Spatial Frequency Bias in Convolutional Generative Adversarial Networks

Authors: Mahyar Khayatkhoei, Ahmed Elgammal7152-7159

AAAI 2022 | Conference PDF | Archive PDF | Plain Text | LLM Run Details

Reproducibility Variable Result LLM Response
Research Type Experimental Figure 3 shows FID Levels of GANs trained on two 128 128 image datasets: Celeb A (Liu et al. 2015) and LSUN-Bedrooms (Yu et al. 2015). The GANs exhibit an increase in FID Levels on both datasets, similar to the behavior observed in Figure 2 (middle), suggesting that the learnt high frequencies contain more mismatch than the low frequencies.

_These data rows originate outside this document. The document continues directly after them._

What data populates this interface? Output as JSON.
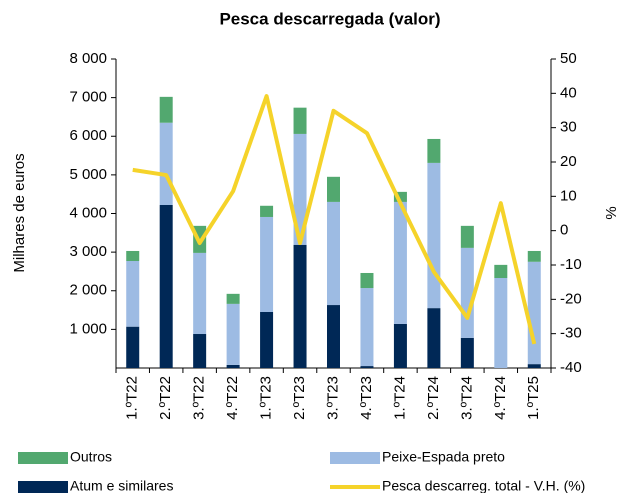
{
  "chart_data": {
    "type": "bar",
    "stacked": true,
    "title": "Pesca descarregada (valor)",
    "y_label": "Milhares de euros",
    "y2_label": "%",
    "categories": [
      "1.ºT22",
      "2.ºT22",
      "3.ºT22",
      "4.ºT22",
      "1.ºT23",
      "2.ºT23",
      "3.ºT23",
      "4.ºT23",
      "1.ºT24",
      "2.ºT24",
      "3.ºT24",
      "4.ºT24",
      "1.ºT25"
    ],
    "series": [
      {
        "name": "Atum e similares",
        "color": "#002856",
        "values": [
          1070,
          4220,
          880,
          80,
          1450,
          3190,
          1630,
          50,
          1140,
          1550,
          780,
          0,
          100
        ]
      },
      {
        "name": "Peixe-Espada preto",
        "color": "#9dbbe3",
        "values": [
          1700,
          2130,
          2100,
          1580,
          2460,
          2870,
          2670,
          2020,
          3160,
          3760,
          2330,
          2330,
          2650
        ]
      },
      {
        "name": "Outros",
        "color": "#52a86f",
        "values": [
          260,
          670,
          700,
          260,
          290,
          680,
          650,
          390,
          260,
          620,
          570,
          340,
          280
        ]
      },
      {
        "name": "Pesca descarreg. total - V.H. (%)",
        "color": "#f5d32a",
        "type": "line",
        "axis": "y2",
        "values": [
          17.7,
          16.2,
          -3.6,
          11.5,
          39.2,
          -3.6,
          34.9,
          28.4,
          8,
          -12,
          -25.4,
          8,
          -33
        ]
      }
    ],
    "ylim": [
      0,
      8000
    ],
    "yticks": [
      {
        "value": 1000,
        "label": "1 000"
      },
      {
        "value": 2000,
        "label": "2 000"
      },
      {
        "value": 3000,
        "label": "3 000"
      },
      {
        "value": 4000,
        "label": "4 000"
      },
      {
        "value": 5000,
        "label": "5 000"
      },
      {
        "value": 6000,
        "label": "6 000"
      },
      {
        "value": 7000,
        "label": "7 000"
      },
      {
        "value": 8000,
        "label": "8 000"
      }
    ],
    "y2lim": [
      -40,
      50
    ],
    "y2ticks": [
      -40,
      -30,
      -20,
      -10,
      0,
      10,
      20,
      30,
      40,
      50
    ]
  }
}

Researcher Affiliation Academia Department of Computer Science, Rutgers University New Brunswick, New Jersey {m.khayatkhoei, elgammal}@cs.rutgers.edu
Pseudocode No The paper describes mathematical formulations and processes but does not include any formal pseudocode blocks or algorithms.
Open Source Code No The paper does not provide a direct link to a code repository or explicitly state that the source code for its methodology is made publicly available.

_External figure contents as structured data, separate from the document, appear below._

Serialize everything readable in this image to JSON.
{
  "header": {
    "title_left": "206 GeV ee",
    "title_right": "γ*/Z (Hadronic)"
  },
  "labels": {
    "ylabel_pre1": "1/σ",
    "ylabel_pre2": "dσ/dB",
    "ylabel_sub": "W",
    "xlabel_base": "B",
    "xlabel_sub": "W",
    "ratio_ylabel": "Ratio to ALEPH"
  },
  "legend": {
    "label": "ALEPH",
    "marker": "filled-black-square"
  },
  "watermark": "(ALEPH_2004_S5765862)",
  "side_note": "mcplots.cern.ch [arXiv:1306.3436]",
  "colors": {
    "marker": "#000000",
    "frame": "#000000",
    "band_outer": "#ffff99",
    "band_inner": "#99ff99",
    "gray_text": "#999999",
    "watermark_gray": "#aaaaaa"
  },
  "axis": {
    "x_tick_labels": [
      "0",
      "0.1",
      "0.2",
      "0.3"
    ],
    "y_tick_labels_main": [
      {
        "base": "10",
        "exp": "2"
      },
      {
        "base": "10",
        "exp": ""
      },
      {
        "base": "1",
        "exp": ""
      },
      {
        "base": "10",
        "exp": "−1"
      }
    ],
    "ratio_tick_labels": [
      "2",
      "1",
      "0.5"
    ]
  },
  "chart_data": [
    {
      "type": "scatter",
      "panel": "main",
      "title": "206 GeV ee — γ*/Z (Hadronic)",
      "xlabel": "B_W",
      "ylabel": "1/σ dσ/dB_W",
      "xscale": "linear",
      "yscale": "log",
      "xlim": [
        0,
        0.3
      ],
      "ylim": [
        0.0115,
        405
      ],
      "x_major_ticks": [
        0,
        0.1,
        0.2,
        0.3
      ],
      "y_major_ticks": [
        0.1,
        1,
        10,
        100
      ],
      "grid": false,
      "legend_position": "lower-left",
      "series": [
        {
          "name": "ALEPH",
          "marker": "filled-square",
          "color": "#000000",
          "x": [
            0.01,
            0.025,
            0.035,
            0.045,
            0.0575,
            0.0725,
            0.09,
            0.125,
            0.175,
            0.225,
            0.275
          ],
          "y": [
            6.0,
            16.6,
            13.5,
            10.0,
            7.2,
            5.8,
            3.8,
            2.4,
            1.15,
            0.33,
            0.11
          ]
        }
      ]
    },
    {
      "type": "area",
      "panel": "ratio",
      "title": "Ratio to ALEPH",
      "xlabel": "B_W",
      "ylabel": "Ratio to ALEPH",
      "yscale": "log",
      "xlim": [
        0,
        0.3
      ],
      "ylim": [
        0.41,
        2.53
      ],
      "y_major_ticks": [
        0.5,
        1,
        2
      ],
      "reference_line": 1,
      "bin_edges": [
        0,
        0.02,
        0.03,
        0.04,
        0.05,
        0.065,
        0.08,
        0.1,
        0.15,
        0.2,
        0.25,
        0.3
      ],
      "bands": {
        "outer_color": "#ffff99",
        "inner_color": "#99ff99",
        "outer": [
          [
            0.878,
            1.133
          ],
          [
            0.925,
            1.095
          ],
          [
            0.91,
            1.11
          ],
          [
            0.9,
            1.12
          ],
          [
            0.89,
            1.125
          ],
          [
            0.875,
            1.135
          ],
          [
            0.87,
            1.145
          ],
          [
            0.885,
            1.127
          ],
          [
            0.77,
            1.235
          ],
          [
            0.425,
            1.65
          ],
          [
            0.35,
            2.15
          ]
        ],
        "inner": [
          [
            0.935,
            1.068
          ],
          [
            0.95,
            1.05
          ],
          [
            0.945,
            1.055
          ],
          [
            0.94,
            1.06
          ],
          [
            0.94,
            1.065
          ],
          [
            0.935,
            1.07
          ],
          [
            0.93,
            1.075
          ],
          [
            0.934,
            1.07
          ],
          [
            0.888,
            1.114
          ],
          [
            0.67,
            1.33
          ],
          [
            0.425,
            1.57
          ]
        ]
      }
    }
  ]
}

Open Datasets Yes Figure 3 shows FID Levels of GANs trained on two 128 128 image datasets: Celeb A (Liu et al. 2015) and LSUN-Bedrooms (Yu et al. 2015).
Dataset Splits No The paper discusses evaluating GANs on datasets and comparing FID levels, but it does not specify explicit training, validation, and test dataset splits with percentages or sample counts for reproducibility of model training.

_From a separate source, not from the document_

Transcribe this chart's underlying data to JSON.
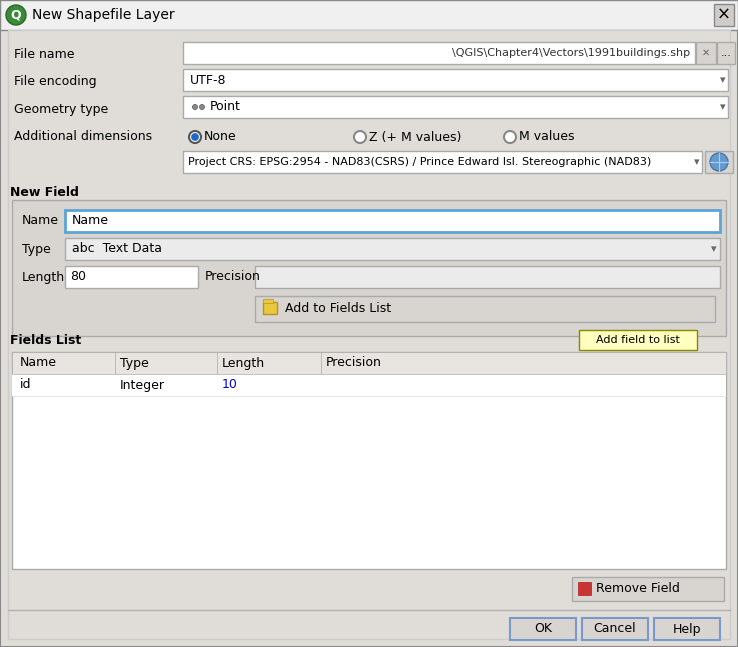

Hardware Specification No The paper does not provide any specific details about the hardware used to conduct the experiments, such as GPU models, CPU types, or memory specifications.
Software Dependencies No The paper does not specify any software dependencies with version numbers (e.g., programming languages, libraries, or frameworks like Python, PyTorch, TensorFlow) that were used in the experiments.
Experiment Setup Yes We use three popular convolutional GAN models in our studies: WGAN-GP (Gulrajani et al. 2017) serves as a simple but fundamental GAN model; and Progressively Growing GAN (PG-GAN) (Karras et al. 2018) and Style GAN2 (Karras et al. 2020) serve as stateof-the-art models with large capacity and complex structure, incorporating state-of-the-art normalization and regularization techniques. Since our goal is to compare the performance of GANs on high versus low spatial frequencies, and not to compare the overall quality of the generated samples with one another or the state-of-the-art, we chose to use PGGAN and Style GAN2 with a slightly smaller capacity in our training (corresponding to the capacity used in Section 6.1 of Karras et al. (2018) for ablation studies). See Appendix for the details of each model.